Under the terms of the settlement, ShapeShift must pay the civil penalty within two weeks from the order’s issuance. Additionally, the company agreed to a cease-and-desist order, halting any future violations.
“The Standards Are So Opaque and Arbitrary”
“The Securities Exchange Act defines a dealer as ‘any person engaged in the business of buying and selling securities . . . for such person’s own account through a broker or otherwise,’” the statement reads.
“ShapeShift meets this definition, according to the Commission, because ‘[t]he crypto assets offered by ShapeShift included those that were offered and sold as investment contracts and, therefore, securities,’” the statement explained.
However, the commissioners claimed the SEC did not specify which of the 79 crypto assets traded by ShapeShift were considered investment contracts, nor did it offer any rationale for its determination.

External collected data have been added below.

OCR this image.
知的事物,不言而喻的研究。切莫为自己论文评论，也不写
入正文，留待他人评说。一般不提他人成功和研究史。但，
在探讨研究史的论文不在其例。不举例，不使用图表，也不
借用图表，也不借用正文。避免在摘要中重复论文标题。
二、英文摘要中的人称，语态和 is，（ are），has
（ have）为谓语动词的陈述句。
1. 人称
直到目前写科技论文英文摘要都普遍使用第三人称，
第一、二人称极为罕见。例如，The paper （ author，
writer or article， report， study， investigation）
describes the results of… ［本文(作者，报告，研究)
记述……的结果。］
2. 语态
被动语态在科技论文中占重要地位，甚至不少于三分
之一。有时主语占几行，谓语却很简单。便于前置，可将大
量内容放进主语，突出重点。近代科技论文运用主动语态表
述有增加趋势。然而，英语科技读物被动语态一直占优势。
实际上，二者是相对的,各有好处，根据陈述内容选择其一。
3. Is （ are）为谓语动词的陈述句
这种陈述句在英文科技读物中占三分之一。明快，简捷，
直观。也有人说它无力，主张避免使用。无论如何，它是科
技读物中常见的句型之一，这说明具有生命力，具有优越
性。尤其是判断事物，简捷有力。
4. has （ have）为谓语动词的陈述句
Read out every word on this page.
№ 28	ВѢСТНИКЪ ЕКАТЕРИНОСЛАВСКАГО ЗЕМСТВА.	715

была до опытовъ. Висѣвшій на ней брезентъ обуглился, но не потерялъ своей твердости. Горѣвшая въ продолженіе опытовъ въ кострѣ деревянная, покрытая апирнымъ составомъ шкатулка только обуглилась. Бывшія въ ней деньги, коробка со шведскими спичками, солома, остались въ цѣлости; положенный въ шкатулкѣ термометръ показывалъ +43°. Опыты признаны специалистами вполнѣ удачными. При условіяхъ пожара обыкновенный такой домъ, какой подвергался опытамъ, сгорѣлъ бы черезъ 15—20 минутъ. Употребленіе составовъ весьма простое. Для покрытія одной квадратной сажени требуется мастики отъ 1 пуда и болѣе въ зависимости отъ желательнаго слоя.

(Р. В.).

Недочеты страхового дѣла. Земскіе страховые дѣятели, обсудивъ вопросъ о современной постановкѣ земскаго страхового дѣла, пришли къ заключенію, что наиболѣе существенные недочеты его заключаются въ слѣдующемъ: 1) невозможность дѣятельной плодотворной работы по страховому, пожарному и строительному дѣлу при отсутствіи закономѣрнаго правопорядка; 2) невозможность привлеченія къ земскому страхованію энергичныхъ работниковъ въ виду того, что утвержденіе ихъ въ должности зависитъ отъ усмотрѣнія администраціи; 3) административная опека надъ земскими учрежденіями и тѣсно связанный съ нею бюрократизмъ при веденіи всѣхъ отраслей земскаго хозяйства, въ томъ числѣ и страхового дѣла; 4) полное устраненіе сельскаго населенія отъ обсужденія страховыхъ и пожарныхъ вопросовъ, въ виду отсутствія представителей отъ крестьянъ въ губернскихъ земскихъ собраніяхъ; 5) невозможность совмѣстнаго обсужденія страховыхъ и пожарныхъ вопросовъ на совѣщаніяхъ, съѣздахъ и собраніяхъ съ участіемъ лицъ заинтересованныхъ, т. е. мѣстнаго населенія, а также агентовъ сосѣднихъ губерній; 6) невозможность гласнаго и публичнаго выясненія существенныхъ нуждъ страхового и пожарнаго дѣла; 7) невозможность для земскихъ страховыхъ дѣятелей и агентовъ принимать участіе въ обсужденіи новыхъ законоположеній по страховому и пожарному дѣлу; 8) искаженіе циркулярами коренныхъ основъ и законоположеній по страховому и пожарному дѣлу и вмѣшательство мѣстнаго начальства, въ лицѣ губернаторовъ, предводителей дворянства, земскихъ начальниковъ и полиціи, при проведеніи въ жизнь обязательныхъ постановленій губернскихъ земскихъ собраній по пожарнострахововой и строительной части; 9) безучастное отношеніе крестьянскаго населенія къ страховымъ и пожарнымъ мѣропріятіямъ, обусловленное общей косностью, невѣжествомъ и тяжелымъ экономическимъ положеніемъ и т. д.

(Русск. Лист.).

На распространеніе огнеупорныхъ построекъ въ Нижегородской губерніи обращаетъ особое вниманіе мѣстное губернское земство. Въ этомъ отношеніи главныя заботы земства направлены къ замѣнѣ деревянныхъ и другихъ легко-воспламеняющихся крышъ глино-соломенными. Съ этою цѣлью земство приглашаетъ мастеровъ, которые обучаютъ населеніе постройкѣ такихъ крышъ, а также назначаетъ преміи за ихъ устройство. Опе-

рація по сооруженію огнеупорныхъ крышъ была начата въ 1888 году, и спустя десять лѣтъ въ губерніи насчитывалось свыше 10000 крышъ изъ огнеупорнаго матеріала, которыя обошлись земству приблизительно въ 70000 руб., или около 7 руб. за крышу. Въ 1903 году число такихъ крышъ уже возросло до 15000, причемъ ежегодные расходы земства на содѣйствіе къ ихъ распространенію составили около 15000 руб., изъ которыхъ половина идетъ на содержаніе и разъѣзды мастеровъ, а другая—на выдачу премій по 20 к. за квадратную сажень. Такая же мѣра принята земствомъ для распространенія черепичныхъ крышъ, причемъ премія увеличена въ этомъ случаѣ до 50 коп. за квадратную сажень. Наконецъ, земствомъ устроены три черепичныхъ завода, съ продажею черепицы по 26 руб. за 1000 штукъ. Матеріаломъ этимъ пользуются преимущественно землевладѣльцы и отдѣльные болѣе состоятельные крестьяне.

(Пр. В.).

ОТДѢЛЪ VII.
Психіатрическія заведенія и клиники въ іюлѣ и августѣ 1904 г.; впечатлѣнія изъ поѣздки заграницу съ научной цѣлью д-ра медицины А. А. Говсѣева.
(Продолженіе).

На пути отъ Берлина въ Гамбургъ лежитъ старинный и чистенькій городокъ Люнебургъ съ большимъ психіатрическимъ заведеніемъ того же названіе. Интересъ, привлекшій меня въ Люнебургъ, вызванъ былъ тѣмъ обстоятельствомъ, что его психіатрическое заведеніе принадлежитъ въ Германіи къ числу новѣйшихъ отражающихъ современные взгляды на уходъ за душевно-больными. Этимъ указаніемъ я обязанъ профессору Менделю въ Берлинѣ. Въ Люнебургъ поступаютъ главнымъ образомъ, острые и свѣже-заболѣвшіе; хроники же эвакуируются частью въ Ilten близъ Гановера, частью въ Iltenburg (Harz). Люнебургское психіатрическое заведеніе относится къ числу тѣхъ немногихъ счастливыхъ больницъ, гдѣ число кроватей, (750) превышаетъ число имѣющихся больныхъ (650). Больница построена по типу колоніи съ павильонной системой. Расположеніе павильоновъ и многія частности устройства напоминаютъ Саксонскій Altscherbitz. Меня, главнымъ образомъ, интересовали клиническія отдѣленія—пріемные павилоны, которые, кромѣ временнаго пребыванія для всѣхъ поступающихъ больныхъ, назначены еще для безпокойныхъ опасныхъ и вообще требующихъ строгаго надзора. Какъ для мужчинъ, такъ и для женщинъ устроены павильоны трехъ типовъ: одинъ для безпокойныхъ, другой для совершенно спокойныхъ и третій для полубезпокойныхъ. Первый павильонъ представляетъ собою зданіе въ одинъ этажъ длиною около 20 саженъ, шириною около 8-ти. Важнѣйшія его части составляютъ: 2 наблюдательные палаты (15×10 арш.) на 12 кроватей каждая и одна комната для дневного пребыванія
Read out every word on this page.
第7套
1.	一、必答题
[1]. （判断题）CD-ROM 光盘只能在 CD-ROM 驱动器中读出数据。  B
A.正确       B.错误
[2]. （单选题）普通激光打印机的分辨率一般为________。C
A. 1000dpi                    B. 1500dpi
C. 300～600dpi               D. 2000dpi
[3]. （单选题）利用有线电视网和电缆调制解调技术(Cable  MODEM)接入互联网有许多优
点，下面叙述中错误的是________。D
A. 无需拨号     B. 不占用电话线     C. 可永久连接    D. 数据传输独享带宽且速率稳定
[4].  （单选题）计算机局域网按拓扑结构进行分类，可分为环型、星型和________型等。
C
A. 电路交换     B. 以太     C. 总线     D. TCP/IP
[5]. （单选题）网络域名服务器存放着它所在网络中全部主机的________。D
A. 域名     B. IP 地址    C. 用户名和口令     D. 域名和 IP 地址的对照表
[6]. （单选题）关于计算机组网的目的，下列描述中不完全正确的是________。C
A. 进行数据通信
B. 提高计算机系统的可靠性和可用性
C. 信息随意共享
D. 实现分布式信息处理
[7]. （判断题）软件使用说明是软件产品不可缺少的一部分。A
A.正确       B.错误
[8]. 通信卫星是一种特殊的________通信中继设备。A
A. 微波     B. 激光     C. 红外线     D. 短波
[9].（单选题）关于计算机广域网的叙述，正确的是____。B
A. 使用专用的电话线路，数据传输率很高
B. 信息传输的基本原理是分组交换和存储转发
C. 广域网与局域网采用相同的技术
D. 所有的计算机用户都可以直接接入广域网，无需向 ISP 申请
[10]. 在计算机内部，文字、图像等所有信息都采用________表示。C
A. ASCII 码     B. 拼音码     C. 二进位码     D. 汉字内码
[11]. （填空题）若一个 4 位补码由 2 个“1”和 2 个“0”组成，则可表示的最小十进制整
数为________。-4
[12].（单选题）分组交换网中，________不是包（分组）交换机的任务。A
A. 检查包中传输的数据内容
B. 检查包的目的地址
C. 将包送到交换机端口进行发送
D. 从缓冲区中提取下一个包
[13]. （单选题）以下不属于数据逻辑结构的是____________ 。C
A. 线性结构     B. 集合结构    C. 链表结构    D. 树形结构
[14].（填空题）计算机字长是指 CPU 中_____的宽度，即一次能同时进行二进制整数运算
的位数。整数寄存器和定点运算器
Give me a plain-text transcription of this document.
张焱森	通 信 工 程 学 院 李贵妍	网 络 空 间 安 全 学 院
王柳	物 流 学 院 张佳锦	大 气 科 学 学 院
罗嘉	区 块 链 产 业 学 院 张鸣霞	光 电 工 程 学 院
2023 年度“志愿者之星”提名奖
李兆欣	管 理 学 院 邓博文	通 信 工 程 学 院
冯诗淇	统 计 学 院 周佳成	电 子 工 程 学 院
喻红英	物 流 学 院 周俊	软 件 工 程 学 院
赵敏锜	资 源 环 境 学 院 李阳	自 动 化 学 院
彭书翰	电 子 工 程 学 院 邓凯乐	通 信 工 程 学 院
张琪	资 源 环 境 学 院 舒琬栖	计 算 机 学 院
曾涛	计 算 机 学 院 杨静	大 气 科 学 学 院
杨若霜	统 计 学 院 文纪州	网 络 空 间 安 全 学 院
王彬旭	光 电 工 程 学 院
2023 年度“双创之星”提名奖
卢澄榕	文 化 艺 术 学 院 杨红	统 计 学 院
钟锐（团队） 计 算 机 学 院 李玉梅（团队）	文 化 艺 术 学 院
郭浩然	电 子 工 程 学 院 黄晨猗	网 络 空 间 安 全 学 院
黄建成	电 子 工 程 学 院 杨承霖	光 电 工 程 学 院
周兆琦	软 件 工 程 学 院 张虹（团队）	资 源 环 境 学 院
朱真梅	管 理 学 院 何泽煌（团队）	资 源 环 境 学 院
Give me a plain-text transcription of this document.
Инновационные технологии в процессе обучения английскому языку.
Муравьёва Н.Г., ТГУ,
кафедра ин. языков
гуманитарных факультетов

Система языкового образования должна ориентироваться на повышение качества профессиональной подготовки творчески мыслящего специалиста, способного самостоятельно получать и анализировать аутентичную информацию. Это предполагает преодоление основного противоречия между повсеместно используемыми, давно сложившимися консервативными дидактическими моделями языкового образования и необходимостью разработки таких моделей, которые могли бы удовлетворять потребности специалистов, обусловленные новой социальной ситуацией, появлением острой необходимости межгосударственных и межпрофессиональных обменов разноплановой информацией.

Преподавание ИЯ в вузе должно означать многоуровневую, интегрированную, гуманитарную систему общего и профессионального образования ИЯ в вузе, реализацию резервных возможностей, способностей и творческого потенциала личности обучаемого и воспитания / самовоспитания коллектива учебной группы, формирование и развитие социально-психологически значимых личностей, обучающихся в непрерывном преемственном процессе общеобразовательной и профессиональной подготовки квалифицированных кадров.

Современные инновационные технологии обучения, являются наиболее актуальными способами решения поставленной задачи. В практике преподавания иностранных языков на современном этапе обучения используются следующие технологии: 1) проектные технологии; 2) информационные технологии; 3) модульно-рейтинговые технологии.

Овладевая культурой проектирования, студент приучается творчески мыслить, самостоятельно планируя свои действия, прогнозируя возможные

Peirce and Uyeda argued that ShapeShift faces repercussions despite the significant time elapsed since its inception and business model shift, with the SEC alleging violations involving an unspecified subset of these assets as investment contracts, without providing clarity on its reasoning.
According to the statement, the SEC did not even allege any harm caused by ShapeShift, as both the platform and customers voluntarily transacted.
“The standards are so opaque and arbitrary that the Commission itself is unwilling to stand by its own analysis,” said the commissioners. “The environment we have created for the crypto asset markets, especially as it relates to secondary trading, is untenable.”
“Cases like this do not protect investors; they intimidate innovators and entrepreneurs. We respectfully dissent,” Peirce and Uyeda concluded.